How to Handle Debris After a Flood
When a flood disaster strikes your community, getting things back to normal might seem like an unattainable task, but it’s not. Once you file a claim, you should hear back within 24-48 hours to set up a time to inspect your damage.
Wright National Flood Insurance reviews claims as quickly as possible after a flood event to help restore and rebuild communities. But what do you do between the time you file a claim and the time a Wright National Flood Insurance adjuster or other insurance adjuster reviews your claim? What’s next?
Preparing for your Claims Inspection
It’s your job to document what items you had in your house, what was damaged, and how badly. First things first, return to your property only when it is safe. You need to prepare your home and belongings for inspection by walking the property and inspecting both physical structure and its contents. For safety purposes, move any contents that have mold—or are developing mold—outside of the house, but do not throw them away without talking to your adjuster or insurance carrier. Before you move them outside, be sure to take pictures of the items and the room they came from to capture the extent of the damage.

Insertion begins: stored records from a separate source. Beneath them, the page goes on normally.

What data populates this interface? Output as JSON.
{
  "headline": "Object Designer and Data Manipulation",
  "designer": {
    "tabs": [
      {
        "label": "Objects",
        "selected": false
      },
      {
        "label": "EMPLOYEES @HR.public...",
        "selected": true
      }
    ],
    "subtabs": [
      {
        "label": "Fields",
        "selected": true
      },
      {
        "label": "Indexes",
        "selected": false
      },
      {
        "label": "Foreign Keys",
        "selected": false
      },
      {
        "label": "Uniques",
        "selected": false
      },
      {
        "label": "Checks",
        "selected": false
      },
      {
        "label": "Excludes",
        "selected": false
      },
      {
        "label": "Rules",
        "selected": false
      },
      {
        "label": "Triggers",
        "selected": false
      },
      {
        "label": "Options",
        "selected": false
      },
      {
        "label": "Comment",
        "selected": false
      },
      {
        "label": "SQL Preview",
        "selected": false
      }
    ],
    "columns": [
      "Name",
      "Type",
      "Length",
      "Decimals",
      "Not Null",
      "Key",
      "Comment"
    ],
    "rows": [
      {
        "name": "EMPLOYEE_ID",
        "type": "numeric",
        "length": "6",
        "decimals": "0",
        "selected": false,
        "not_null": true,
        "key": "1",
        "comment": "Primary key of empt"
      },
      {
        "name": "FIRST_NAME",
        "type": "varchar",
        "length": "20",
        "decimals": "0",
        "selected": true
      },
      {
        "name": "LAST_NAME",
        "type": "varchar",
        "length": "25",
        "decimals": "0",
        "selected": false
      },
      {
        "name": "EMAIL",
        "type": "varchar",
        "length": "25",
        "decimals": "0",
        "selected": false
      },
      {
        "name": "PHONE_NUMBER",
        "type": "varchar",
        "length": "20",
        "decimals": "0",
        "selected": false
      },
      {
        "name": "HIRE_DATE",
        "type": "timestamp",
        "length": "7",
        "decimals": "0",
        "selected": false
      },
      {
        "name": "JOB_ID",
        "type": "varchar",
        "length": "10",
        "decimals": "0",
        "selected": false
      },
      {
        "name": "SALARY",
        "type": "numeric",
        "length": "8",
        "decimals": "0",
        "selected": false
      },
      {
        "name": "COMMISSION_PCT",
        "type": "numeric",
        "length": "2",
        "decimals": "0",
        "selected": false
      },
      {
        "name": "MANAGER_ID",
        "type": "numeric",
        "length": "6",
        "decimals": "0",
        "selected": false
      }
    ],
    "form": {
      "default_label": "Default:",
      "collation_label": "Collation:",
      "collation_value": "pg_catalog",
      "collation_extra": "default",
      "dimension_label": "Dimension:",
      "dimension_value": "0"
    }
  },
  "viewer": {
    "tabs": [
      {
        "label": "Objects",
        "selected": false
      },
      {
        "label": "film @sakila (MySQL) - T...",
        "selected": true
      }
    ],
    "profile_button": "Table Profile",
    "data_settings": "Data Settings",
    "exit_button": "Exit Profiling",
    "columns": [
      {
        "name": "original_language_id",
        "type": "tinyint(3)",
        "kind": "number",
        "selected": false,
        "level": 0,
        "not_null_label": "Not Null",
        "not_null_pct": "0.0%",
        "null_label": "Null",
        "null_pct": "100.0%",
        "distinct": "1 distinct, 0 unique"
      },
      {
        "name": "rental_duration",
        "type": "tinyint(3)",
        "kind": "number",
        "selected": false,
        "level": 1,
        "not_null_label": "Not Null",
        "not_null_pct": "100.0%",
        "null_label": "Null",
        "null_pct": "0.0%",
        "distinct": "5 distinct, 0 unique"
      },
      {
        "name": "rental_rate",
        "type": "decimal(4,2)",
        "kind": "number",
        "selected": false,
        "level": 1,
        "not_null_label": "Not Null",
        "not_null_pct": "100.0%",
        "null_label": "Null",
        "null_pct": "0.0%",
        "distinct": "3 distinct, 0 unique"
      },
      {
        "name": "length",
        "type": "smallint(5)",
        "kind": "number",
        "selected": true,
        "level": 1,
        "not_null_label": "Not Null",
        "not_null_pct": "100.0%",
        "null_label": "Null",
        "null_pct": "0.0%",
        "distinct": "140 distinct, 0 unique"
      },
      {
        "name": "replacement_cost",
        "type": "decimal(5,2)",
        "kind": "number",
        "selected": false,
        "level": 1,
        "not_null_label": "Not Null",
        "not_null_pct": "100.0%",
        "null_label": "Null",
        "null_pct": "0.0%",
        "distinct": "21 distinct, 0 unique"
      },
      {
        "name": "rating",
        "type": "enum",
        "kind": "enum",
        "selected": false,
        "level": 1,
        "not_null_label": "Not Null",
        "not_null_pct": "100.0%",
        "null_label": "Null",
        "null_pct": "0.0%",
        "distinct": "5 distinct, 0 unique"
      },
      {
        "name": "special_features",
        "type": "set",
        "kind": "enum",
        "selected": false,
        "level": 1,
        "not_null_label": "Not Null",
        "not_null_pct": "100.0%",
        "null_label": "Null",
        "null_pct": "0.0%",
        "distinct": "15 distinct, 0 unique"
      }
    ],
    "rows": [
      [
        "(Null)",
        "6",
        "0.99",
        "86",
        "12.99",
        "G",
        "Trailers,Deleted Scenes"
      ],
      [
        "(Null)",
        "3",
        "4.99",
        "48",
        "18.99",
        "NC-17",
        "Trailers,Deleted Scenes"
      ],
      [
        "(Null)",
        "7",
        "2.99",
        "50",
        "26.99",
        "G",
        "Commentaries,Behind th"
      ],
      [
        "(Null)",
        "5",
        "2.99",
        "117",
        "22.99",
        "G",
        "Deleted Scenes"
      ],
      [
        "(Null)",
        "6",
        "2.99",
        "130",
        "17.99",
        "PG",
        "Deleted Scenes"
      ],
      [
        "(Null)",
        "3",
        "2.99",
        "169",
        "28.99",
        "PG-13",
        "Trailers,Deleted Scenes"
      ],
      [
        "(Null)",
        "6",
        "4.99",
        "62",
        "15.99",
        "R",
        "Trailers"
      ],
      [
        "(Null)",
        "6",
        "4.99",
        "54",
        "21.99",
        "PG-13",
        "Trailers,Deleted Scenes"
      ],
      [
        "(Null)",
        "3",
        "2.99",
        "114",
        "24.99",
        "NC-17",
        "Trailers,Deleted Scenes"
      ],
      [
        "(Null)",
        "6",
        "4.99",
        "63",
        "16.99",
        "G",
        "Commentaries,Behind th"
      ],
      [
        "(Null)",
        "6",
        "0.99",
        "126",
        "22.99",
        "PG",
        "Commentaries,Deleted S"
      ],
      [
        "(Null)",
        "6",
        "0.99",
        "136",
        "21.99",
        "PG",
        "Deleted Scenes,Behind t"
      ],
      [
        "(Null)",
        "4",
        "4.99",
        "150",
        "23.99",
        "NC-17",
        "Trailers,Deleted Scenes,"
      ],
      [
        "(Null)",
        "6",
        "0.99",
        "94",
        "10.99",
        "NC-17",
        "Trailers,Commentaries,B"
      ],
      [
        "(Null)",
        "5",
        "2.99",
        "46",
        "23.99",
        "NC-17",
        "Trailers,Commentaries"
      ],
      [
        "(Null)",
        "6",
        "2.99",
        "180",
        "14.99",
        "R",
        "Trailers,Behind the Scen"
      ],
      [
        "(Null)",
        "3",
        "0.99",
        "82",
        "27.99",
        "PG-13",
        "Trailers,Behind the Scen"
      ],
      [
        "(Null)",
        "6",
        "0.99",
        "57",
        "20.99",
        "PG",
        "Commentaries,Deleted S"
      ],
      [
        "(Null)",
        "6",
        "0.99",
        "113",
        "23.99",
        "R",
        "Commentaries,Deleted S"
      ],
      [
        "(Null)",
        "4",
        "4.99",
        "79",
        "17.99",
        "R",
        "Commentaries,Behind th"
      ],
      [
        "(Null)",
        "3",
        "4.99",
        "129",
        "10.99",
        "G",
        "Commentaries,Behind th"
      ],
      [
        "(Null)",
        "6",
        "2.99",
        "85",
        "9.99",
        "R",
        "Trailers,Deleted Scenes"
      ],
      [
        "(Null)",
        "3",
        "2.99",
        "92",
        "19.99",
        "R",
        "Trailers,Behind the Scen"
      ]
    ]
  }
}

Next, separate your damaged items from your undamaged items into two separate areas, so you and your adjuster have an easier time reviewing the damage. If you need to, you can move all damaged items outside and separate them into the categories in the infographic below.

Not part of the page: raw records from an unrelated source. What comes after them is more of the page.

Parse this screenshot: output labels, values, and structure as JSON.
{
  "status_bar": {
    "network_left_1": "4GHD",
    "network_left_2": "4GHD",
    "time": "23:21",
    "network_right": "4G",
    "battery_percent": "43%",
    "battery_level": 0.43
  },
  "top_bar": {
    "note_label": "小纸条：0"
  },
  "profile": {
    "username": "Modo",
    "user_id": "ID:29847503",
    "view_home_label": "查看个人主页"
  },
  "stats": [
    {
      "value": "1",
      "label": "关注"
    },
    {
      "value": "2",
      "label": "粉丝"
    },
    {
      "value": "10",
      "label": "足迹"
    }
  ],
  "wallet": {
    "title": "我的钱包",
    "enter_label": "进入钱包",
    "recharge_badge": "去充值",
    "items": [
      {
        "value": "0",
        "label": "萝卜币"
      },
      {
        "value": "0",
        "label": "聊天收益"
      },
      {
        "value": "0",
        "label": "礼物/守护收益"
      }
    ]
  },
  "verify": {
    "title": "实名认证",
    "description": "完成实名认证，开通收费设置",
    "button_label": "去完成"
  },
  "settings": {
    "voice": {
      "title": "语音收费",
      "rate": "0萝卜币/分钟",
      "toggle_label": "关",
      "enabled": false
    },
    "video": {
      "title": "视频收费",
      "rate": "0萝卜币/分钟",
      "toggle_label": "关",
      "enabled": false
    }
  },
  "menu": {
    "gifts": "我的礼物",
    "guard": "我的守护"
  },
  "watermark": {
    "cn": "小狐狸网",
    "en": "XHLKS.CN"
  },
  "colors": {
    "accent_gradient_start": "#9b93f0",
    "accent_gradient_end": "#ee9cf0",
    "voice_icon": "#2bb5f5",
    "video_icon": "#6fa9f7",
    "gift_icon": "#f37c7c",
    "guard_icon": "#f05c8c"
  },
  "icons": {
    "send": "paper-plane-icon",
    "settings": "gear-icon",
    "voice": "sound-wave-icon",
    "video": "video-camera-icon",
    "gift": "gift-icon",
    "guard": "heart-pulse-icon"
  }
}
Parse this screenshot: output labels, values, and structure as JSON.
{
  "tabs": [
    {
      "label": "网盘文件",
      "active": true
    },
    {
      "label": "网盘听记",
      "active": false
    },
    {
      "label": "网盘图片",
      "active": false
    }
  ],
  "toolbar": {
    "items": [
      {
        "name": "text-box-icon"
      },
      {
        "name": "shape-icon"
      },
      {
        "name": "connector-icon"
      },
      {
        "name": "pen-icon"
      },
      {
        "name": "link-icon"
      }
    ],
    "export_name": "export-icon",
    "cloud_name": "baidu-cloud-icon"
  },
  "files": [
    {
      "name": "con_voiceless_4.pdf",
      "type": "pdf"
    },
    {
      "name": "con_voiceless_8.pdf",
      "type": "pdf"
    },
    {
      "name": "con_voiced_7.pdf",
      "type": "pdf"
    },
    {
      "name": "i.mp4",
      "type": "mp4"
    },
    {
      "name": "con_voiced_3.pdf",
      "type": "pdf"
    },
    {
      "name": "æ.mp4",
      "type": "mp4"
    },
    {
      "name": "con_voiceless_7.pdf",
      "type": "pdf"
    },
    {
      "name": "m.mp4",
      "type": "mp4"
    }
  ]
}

Once you’ve separated your damaged content, it’s time to catalog. This step makes a huge difference for adjusters as they are reviewing your claim. Make a list of all the items that were damaged by the flood and take pictures, when you can. If possible, include: quantity, purchase date, replacement cost, description, and total loss claimed. Documentation like receipts, the photographs you took, bills, and other related documents should be attached to your list to help support your claim.